Properties of Quadrilaterals
Quadrilateral Classification
Definition Quadrilateral
A quadrilateral is a polygon with four sides.
Definition Parallelogram
A parallelogram is a quadrilateral with two pairs of opposite sides parallel.
Definition Square
A square is a quadrilateral with four right angles and four equal sides.
Definition Rectangle
A rectangle is a quadrilateral with four right angles.
Definition Rhombus
A rhombus is a quadrilateral with four equal sides.
Definition Trapezium
A trapezium is a quadrilateral with one pair of opposite sides parallel.
Properties
Proposition Properties of a Parallelogram
- The opposite sides are equal in length.
- The opposite angles are equal.
- The adjacent angles are supplementary.
- The diagonals bisect each other.
Proposition Properties of a Square
- The opposite sides are parallel.
- The diagonals bisect each other at right angles and are equal in length.
Proposition Properties of a Rectangle
- The opposite sides are equal in length.
- The opposite sides are parallel.
- The diagonals bisect each other and are equal in length.

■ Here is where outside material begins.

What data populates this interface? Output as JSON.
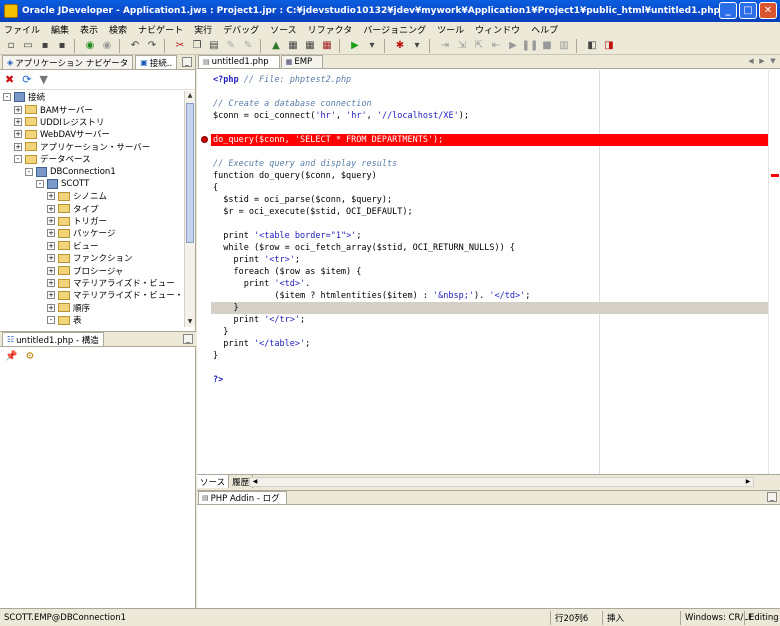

Proposition Properties of a Rhombus
- The opposite sides are parallel.
- The opposite angles are equal.
- The adjacent angles are supplementary.
- The diagonals bisect each other at right angles.
Angles
Proposition Sum of the Angles of a Quadrilateral
The sum of the angles of a quadrilateral is \(360^\circ\).
We divide the quadrilateral \(ABCD\) into two triangles, \(ABC\) and \(ACD\), using the diagonal \(AC\).
Example
Find the unknown angle \(x^\circ\).
The sum of the angles of a quadrilateral is \(360^\circ\). Given angles \(60^\circ\), \(95^\circ\), and \(80^\circ\):$$\begin{aligned}x^\circ + 95^\circ + 80^\circ + 60^\circ &= 360^\circ \\x^\circ + 235^\circ &= 360^\circ \quad \text{(Adding known angles)} \\x^\circ &= 360^\circ - 235^\circ \quad \text{(Subtracting 235 from both sides)} \\x^\circ &= 125^\circ\end{aligned}$$